To solve the equation set with NDSolve, we need to resolve several issues:

  1. As mentioned by bbgodfrey in the comment above, Abs can't be differentiated properly in Mathematica. (This design is reasonable: do remember argument of Abs can be a complex number! ) This can be circumvented by rewriting Abs with Sqrt[(*……*)^2] i.e. modifying pde2 to

    pde2[a_, b_, n_: 2] = 
     D[u[t, x, y], t] + u[t, x, y] (D[u[t, x, y], x]) + v[t, x, y] D[u[t, x, y], y] == 
      D[Sqrt[D[u[t, x, y], y]^2]^(n-1) D[u[t, x, y], y], y] + a T[t, x, y] - b u[t, x, y]
    
  2. The i.c.s and b.c.s are inconsistent, in this case it isn't a big deal actually, anyway, we can minimize its influence by setting a large "ScaleFactor" inside "DifferentiateBoundaryConditions", or modifying the 6th b.c. to T[t, x, 0] == 1 - E^(-1000 t) if you want to avoid the warning.
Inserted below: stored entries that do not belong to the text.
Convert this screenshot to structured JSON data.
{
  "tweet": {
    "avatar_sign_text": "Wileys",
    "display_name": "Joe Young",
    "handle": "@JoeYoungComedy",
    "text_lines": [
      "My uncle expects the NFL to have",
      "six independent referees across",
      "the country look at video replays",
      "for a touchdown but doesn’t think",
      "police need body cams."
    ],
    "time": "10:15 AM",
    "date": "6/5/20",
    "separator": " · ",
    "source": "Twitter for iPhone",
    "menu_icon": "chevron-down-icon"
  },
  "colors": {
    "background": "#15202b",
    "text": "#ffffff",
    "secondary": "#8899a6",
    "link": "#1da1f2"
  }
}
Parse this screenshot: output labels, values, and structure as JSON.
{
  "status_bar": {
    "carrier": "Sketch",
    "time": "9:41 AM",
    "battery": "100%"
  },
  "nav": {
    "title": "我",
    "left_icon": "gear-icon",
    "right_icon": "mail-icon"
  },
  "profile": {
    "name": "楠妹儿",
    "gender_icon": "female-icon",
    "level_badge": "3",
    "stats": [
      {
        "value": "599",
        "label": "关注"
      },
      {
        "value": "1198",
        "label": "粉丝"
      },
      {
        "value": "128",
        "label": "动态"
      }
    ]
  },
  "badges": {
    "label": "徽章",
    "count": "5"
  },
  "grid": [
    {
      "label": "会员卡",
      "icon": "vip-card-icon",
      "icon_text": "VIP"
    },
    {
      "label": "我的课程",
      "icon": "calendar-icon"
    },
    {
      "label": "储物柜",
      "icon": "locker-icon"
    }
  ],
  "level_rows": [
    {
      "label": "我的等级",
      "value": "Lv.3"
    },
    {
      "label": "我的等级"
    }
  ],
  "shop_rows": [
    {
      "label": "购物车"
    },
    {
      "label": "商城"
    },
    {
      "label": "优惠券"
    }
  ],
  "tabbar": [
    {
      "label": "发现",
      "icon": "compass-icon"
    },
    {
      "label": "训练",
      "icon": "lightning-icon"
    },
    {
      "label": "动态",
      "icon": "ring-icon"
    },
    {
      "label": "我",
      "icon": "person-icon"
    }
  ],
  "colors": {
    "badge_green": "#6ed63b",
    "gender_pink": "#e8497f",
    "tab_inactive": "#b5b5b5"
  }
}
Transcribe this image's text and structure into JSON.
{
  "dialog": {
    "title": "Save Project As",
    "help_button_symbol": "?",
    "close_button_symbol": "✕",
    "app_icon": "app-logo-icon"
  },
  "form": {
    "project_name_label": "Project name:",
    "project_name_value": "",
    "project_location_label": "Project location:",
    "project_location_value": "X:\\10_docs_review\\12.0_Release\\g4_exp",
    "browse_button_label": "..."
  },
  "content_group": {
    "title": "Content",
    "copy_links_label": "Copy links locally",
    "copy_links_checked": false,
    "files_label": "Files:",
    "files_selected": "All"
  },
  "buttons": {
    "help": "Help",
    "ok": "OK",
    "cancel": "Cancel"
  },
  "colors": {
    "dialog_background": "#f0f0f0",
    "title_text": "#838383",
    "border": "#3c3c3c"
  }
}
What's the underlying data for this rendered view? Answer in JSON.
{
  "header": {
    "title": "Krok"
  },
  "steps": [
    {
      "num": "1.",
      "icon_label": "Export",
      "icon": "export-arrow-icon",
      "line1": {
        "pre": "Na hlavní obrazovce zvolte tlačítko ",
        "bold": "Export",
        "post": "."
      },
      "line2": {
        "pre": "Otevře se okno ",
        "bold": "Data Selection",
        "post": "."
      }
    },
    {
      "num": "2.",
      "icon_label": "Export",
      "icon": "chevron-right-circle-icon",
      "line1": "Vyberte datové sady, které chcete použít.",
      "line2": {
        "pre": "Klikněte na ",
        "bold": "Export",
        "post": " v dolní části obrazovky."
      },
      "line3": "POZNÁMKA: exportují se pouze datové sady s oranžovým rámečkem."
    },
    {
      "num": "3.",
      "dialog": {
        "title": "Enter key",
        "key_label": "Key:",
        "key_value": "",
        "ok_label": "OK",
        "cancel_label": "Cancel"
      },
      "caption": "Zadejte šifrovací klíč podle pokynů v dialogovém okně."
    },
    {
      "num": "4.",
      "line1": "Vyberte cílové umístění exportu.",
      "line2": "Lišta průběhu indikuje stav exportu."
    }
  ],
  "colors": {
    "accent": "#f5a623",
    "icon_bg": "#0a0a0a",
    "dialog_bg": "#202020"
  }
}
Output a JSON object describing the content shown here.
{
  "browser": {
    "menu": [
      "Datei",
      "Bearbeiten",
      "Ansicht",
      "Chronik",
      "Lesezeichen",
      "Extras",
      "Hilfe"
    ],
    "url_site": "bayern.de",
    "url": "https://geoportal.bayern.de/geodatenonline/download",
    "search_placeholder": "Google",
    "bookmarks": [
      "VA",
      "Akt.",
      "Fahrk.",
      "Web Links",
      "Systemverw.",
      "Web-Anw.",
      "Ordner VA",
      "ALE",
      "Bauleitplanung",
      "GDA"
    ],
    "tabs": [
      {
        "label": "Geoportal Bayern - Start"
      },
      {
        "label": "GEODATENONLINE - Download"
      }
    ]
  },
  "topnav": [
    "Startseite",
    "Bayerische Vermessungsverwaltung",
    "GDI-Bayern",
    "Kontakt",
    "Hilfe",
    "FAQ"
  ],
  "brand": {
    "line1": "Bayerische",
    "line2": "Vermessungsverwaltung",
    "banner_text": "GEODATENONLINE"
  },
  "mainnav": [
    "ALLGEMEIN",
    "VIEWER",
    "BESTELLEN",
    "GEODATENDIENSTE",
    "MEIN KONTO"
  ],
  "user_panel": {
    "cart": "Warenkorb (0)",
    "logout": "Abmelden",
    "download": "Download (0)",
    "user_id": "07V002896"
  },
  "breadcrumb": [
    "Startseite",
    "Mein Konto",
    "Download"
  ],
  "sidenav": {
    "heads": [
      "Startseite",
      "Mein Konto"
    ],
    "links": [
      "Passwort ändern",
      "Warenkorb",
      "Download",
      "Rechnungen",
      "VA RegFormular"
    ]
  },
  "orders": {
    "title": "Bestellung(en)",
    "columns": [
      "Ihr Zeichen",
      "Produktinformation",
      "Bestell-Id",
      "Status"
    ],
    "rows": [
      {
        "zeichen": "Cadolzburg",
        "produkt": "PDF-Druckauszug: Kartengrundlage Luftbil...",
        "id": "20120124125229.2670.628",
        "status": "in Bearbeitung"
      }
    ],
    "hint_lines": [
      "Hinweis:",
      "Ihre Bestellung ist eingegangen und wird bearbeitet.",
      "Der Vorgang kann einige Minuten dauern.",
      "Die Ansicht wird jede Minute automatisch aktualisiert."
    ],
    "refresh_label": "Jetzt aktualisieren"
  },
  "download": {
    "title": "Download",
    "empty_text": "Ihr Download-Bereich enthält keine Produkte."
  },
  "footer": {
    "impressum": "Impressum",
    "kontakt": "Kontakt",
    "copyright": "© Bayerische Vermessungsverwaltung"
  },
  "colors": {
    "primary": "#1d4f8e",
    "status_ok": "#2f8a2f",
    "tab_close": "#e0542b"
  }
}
  3. The equation set doesn't involve t derivative of v. This is the most troublesome part for solving the problem. Though NDSolve claims that "the equations will be solved as a system of differential-algebraic equations" in the pdord warning, it seems that the DAE solver of NDSolve is still not strong enough. I circumvent the issue by modifying pde1 to:

    With[{eps= 10^-0}, pde1 = D[u[t, x, y], x] + D[v[t, x, y], y] == D[v[t, x, y], t] eps]
    

    i.e. by adding a D[v[t, x, y], t] term to the right hand side of pde1. You may feel it ridiculous. "Come on! At least use a smaller eps!" Nevertheless, this approximation turns out to be good enough. Let's discuss it later.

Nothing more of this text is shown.